Lastly, the admin UI had to be in sync with the work the core team was doing — so the admin UI guys had to sync up every day with the team in the other office. Whereas in the case of Brad that meant simply working next to them and with them and knowing what stage feature XYZ was in, or occasionally standing up and asking someone quickly — in the case of these guys this meant having regular meetings each of about half an hour providing updates to each other about state of things. And on top of that each team had to have regular calls with business teams in different offices to provide updates on progress. And also have the above-mentioned calls with business teams, QA, project management and so on to discuss functionality and roadmapping… And before you know it, each of the techies was spending half of their days dealing with meetings, phonecalls, emails, skype calls and messages and all sorts of forms of communication trying to provide to everyone across all offices a clear understanding of the product, where it is, where it’s heading, issues encountered and so on. Left with half a day for development, they then had to divide that in between fixing bugs (we all introduce bugs, don’t care what anyone says) and then a tiny bit for making progress on building the product. Sadly, this meant that progress became slow in terms of both the admin UI and the core product. Occasionally it meant progress stopped at times for a couple of weeks. It ultimately meant that despite raising some more capital later on and opening yet another office, this startup decided it a very long while ago to call it a day and closed down.
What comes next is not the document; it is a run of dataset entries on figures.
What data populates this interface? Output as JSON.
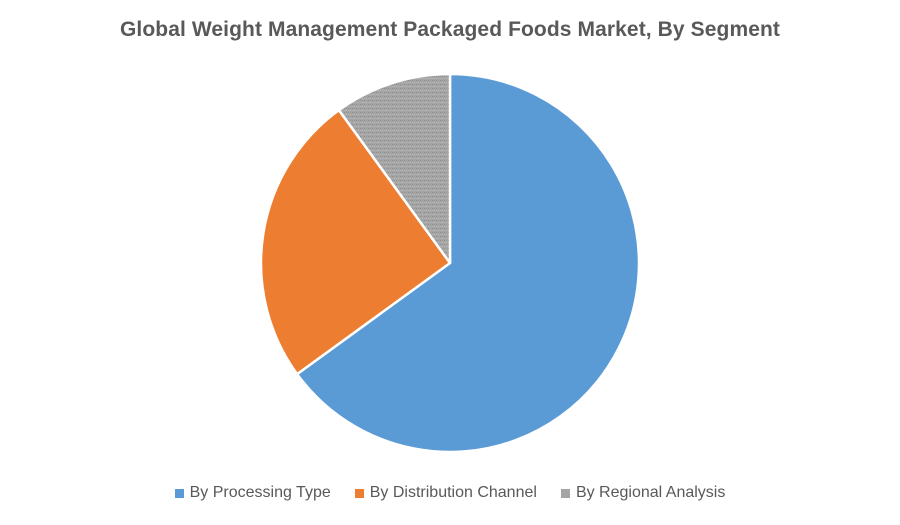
{
  "chart_data": {
    "type": "pie",
    "title": "Global Weight Management Packaged Foods Market, By Segment",
    "categories": [
      "By Processing Type",
      "By Distribution Channel",
      "By Regional Analysis"
    ],
    "values": [
      65,
      25,
      10
    ],
    "colors": [
      "#5b9bd5",
      "#ed7d31",
      "#a5a5a5"
    ],
    "legend_position": "bottom"
  }
}
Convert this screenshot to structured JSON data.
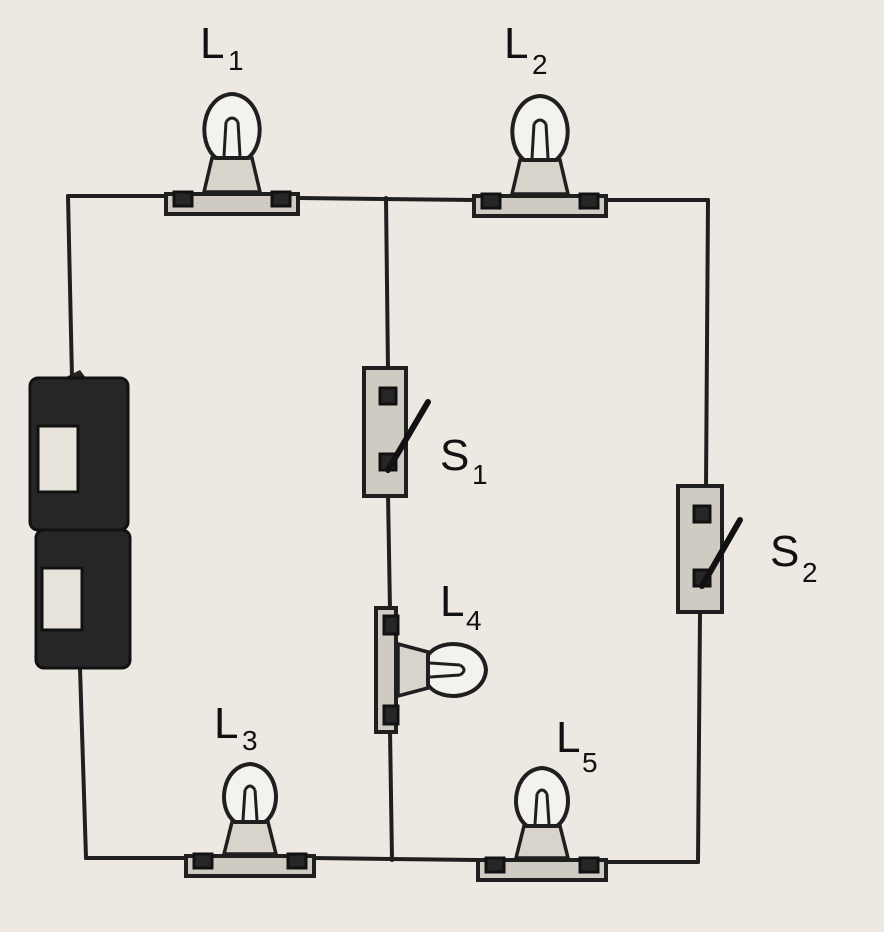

Now, the moral of the story, as far as I’m concerned, is exactly as the title has it: keep your shop on one floor! If you’re a company just starting up, keep everyone together, in one single location — spread out before you have a product and you’re f***d! You won’t have the same communication flow as you would if everyone was in one room / location — and that will bite you in the ass! It’s much easier to walk to a desk, or even go up/down a couple of floors (if you really grew so big so quickly to expand on more than one floor!) and ask a question than it is to send an email, ask for a phone call conversation than have to agree on a time convenient for both parties then have to take a few minutes before the call to refresh your memory and prepare and finally take the call! It will simply slow you down — and if you’re a startup, you have to develop quick and develop fast, and can’t afford any slowdowns. You slow down, someone else will come from behind and eat your lunch, right?

And as such, getting back to my earlier point about rugby: do the f*** basics right, that’s how you win the game! And keep your team in one location at the beginning — and your shop on one floor!